The House voted today (Sept. 23) along party lines to approve a $42 billion bill to aid small businesses, The Hill.com reported. The legislation includes $12 billion in tax breaks and creates a $30 billion fund to expand credit access for small businesses.
President Obama, who was attending the U.N. General Assembly in New York when the bill passed, said he will sign the House bill next Monday.
“After months of partisan obstruction and needless delay, I’m grateful that Democrats and a few Republications came together to support this common-sense plan to put Americans back to work,” he said in a statement.
Republications opposed the bill, claiming that it represented more unnecessary spending. Sixteen Democrats, many of whom face tough re-election campaigns this fall, also voted again the measure.
The Senate voted last week (Sept. 16) to pass a similar small-business bill that offers a comprehensive menu of tax cuts, incentives and a $30 billion lending fund. Though some owners see a devil lurking in the details, the legislation has won widespread support from the small-business community. Here’s a quick look at key provisions of the bill.
The Small Business Lending Fund would make up to $30 billion in capital available to financially sound banks that have less than $10 billion in assets on their books.

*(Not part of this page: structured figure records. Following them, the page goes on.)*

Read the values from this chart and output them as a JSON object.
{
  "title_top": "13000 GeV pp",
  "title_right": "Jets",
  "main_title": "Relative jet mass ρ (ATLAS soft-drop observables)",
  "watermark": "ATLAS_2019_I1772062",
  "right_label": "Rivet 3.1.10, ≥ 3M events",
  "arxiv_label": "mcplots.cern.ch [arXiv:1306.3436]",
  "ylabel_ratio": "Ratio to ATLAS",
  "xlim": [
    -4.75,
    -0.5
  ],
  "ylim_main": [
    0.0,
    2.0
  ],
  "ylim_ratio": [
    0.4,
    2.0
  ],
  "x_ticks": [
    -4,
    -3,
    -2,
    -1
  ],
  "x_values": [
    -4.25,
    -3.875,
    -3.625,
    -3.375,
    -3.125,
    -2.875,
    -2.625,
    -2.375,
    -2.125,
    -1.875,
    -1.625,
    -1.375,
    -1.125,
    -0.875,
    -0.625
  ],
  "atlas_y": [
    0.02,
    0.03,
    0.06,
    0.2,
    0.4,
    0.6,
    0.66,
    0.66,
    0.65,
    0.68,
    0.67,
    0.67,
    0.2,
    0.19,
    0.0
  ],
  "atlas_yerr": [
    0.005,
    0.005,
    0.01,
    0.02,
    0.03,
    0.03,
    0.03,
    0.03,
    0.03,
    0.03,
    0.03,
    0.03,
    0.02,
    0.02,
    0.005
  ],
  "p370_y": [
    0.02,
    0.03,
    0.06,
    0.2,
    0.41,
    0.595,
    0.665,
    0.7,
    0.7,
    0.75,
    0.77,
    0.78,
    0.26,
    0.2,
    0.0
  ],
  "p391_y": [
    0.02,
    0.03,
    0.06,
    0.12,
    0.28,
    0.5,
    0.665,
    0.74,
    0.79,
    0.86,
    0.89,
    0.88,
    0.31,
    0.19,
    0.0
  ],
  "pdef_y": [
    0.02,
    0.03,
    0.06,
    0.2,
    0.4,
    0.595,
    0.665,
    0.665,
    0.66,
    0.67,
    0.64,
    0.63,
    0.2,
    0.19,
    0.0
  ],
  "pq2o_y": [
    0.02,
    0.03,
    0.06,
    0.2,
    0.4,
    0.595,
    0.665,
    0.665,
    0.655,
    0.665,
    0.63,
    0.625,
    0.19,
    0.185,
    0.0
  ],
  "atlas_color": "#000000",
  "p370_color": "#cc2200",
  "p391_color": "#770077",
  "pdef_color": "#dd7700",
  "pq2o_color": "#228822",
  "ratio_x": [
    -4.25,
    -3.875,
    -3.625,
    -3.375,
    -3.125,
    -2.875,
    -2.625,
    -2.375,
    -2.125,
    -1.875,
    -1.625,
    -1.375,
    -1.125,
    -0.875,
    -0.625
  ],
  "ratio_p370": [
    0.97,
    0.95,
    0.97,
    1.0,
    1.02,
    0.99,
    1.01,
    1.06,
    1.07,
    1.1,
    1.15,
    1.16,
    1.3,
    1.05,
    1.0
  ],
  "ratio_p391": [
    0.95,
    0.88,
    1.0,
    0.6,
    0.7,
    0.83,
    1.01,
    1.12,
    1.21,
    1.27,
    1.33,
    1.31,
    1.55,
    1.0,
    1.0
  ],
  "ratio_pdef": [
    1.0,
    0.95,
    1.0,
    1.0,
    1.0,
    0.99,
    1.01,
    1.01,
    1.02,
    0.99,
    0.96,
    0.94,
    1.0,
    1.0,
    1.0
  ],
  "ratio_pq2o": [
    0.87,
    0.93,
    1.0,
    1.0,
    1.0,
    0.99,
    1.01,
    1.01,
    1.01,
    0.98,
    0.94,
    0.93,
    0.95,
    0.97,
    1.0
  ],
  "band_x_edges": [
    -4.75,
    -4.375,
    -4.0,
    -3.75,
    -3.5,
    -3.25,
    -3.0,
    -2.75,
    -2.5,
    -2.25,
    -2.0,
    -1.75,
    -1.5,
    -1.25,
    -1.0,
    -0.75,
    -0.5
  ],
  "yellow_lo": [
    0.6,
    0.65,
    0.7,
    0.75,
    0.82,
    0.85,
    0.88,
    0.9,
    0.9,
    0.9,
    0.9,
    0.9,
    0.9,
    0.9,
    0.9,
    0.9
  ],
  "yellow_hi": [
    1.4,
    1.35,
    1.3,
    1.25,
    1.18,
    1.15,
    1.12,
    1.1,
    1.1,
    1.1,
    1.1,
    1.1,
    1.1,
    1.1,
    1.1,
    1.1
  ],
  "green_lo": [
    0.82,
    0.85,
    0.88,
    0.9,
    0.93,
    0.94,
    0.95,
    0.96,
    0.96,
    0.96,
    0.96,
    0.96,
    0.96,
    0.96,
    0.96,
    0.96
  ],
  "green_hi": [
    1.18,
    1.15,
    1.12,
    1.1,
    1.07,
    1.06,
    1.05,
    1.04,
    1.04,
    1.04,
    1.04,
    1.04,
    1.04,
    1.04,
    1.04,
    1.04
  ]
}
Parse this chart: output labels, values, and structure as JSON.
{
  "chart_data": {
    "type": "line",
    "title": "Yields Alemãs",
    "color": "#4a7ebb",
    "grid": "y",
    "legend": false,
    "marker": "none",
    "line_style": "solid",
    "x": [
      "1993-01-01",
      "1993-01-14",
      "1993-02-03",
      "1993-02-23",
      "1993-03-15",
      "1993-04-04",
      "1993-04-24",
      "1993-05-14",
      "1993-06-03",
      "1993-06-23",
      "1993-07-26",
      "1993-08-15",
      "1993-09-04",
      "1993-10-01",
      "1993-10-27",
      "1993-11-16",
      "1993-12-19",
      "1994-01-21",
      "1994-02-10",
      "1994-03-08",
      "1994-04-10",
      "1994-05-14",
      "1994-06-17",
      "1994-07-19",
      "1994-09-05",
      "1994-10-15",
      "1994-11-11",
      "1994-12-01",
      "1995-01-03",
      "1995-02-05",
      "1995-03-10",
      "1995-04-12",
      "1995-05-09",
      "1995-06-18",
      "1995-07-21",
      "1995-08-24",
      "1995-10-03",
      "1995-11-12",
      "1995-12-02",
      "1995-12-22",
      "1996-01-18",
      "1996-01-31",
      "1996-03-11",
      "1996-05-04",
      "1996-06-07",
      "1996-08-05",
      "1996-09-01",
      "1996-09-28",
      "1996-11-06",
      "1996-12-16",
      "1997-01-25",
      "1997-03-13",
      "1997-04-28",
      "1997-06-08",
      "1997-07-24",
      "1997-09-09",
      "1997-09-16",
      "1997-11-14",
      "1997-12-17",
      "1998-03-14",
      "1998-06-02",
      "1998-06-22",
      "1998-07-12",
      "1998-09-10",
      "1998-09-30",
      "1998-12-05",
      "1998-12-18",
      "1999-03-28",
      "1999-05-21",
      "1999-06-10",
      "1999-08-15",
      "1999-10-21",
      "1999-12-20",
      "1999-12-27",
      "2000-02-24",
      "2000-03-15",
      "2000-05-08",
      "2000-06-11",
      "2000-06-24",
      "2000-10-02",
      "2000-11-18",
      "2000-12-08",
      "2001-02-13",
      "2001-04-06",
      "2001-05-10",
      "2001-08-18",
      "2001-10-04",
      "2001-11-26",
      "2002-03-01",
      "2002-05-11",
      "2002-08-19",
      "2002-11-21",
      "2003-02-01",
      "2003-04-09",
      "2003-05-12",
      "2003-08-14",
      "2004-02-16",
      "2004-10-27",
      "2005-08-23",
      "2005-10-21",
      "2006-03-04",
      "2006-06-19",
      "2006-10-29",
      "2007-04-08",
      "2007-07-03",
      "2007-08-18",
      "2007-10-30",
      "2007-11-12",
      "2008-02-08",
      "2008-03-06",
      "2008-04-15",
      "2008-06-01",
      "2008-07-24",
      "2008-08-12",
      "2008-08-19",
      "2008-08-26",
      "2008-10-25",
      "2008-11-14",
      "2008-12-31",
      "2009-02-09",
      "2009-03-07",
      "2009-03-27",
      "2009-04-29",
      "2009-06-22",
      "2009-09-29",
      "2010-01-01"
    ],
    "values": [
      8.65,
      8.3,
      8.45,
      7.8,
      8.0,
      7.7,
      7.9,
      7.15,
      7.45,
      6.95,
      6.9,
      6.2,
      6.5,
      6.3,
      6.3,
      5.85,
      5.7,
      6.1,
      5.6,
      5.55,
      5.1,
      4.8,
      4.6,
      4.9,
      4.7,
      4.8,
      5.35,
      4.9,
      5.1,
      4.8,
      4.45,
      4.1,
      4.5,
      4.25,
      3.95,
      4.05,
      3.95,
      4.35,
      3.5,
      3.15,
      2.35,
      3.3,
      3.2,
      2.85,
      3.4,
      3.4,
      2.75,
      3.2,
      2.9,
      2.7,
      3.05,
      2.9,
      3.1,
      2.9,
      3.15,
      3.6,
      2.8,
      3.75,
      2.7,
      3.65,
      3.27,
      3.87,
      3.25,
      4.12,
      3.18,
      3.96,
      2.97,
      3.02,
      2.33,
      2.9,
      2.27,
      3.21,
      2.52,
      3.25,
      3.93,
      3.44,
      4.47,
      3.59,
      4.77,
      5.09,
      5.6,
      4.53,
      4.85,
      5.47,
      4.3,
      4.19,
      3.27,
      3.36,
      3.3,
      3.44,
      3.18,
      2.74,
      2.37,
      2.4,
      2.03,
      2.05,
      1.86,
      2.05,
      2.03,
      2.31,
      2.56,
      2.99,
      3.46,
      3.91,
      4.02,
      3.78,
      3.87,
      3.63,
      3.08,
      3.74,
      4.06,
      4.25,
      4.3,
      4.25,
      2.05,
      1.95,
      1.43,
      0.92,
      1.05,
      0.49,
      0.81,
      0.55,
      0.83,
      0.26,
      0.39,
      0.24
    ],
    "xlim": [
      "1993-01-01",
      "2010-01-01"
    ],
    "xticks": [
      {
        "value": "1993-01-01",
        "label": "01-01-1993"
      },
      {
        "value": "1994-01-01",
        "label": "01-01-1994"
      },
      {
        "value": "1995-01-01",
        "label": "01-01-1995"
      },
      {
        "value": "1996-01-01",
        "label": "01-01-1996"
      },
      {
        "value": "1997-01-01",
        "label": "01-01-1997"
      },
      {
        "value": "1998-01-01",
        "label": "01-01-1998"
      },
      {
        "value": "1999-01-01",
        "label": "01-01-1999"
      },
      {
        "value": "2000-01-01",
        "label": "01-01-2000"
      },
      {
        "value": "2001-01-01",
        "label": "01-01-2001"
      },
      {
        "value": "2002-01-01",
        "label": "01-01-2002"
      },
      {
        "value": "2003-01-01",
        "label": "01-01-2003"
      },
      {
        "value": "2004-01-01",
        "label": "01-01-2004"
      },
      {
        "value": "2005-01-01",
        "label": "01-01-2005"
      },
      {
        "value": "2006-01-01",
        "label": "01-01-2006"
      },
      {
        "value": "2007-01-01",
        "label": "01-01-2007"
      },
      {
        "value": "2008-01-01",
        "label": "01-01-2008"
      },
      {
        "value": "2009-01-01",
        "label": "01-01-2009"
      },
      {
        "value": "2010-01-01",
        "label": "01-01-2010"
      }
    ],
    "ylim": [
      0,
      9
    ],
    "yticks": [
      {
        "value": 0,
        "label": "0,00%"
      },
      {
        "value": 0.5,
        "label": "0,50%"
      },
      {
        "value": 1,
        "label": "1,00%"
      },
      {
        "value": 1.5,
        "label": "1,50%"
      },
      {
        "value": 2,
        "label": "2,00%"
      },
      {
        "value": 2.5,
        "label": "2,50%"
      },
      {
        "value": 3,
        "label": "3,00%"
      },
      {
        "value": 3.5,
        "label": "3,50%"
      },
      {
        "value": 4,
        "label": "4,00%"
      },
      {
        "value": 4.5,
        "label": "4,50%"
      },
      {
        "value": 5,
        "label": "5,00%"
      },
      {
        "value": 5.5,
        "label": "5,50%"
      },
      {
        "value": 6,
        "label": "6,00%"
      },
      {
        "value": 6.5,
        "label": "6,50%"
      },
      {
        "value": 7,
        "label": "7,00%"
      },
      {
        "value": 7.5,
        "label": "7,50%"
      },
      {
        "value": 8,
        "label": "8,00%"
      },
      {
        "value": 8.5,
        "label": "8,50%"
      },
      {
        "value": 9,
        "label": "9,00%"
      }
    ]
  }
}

The goal is to encourage them to lend to small businesses. If participating banks increased lending to small businesses by 10 percent over the previous year, they would pay as little as 1 percent on the capital they received from the fund.
States as well as business owners would benefit from the State Small Business Credit Initiative. This initiative would help states with successful credit programs that are facing cutbacks, by making them eligible for continued funding. The bill would create a $10 billion pool to extend more credit to creditworthy small businesses and manufacturers. To gain access to the pool, states would need to show there had been at least $10 in new funding for every dollar of the federal infusion.
The bill also would put more muscle into the Small Business Administration lending programs by lifting the ceiling for a variety of SBA loans.
Tax relief is an integral part of the legislation, raising the $5,000 ceiling on new-business expense deductions to $20,000 in 2010 and 2011 and exempting qualifying investments from capital gains tax. In addition, the general business credit would be extended to a five-year carry-back, to relieve previous years’ tax liabilities. Business owners also would be able to write off the whole cost of acquiring property immediately, rather than over time.
For businesses looking toward overseas markets, the bill would increase support to the Office of the U.S. Trade Representative to promote exports.
There is, though, a worm in the apple that the Senate is holding out for small businesses. It comes in the form of higher Internal Revenue Service penalties to help finance the bill. Particularly worrisome is the increase in penalties for failure to file information returns, such as 1099s, for payees. New 1099 reporting requirements that were passed as part of the Patient Protection and Affordable Care Act may greatly increase the filing burden on businesses beginning in 2013.
Nonetheless, the bill has gained the support of 187 business and trade groups, including the National Small Business Association .
"America’s small businesses have been struggling for more than two years now,” said Todd McCracken, the NSBA president. “This legislation, along with the full repeal of the new 1099 provision, cannot and should not be bogged down by politics any longer.”